At the emergency room, I confess, I may have implicated our neighbor’s pit bull in the damage done to my face, and as a result Gomer may have been picked up by the local authorities and euthanized. But really it was just a matter of time before that monster hurt somebody, anyway. Dogs, right?
Weeks later, after I got out of the hospital, I talked my husband into converting our garage into a habitat for Bentley. In he went with his bunk bed and toys. It was like giving him a big-boy room.
So things have settled down here, although I can’t say they’re back to normal.
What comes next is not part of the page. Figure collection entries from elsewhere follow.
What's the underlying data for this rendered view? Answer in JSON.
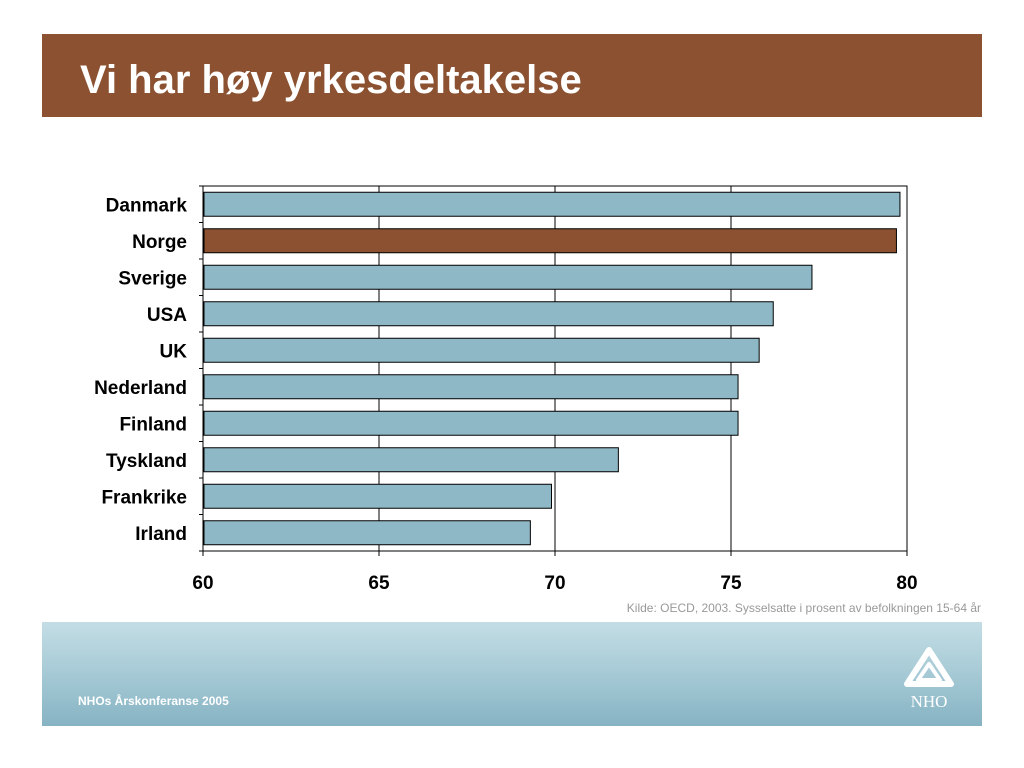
{
  "slide": {
    "title": "Vi har høy yrkesdeltakelse",
    "source": "Kilde: OECD, 2003. Sysselsatte i prosent av befolkningen 15-64 år",
    "footer": "NHOs Årskonferanse 2005",
    "logo_text": "NHO"
  },
  "colors": {
    "banner": "#8b5130",
    "bar_default": "#8fb8c6",
    "bar_highlight": "#8b5130",
    "footer_band": "#a9ccd7"
  },
  "icons": {
    "logo": "nho-logo-icon"
  },
  "chart_data": {
    "type": "bar",
    "orientation": "horizontal",
    "categories": [
      "Danmark",
      "Norge",
      "Sverige",
      "USA",
      "UK",
      "Nederland",
      "Finland",
      "Tyskland",
      "Frankrike",
      "Irland"
    ],
    "values": [
      79.8,
      79.7,
      77.3,
      76.2,
      75.8,
      75.2,
      75.2,
      71.8,
      69.9,
      69.3
    ],
    "highlight": "Norge",
    "xlim": [
      60,
      80
    ],
    "xticks": [
      60,
      65,
      70,
      75,
      80
    ],
    "grid": "vertical",
    "legend": "none",
    "title": "",
    "xlabel": "",
    "ylabel": ""
  }
}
I always think Bentley is looking at me differently now, although maybe it’s the Plexiglas in the garage window that I wave to him through, or maybe it’s my facial prosthetics that have him discombobulated.
There’s really no reason for him to be unhappy: twice a day we slide the lever that opens the door for him to run out into a little fenced-in play yard (it’s not really a kennel, even though that’s what the kit said), and every few hours we shove food into his cage–I mean, “his room,” of course–through the little trap door my husband installed. We give him all his favorites and as much as he wants! It seems to keep him quiet, although I must say he’s grown remarkably obese; even though he shredded his Angry Bird jammies the minute I shoved them through the trap door, I’m pretty sure he wouldn’t fit into them anymore anyway. And it’s hard, really, to tell through that Plexiglas, but I think sometimes he’s huffing and puffing, as though he’s having trouble getting his breath…poor little guy.
But enough about Bentley, that spoiled thing! I’m thinking of adopting an underprivileged child out of the foster care system. It would be fun to have a little girl this time, like think of the cute tiny clothes! I’ve always wanted to do the whole pageant circuit. That’s just who I am. I’m all about giving, that’s what Bentley would say if he could talk. I’m all about sharing the American Dream.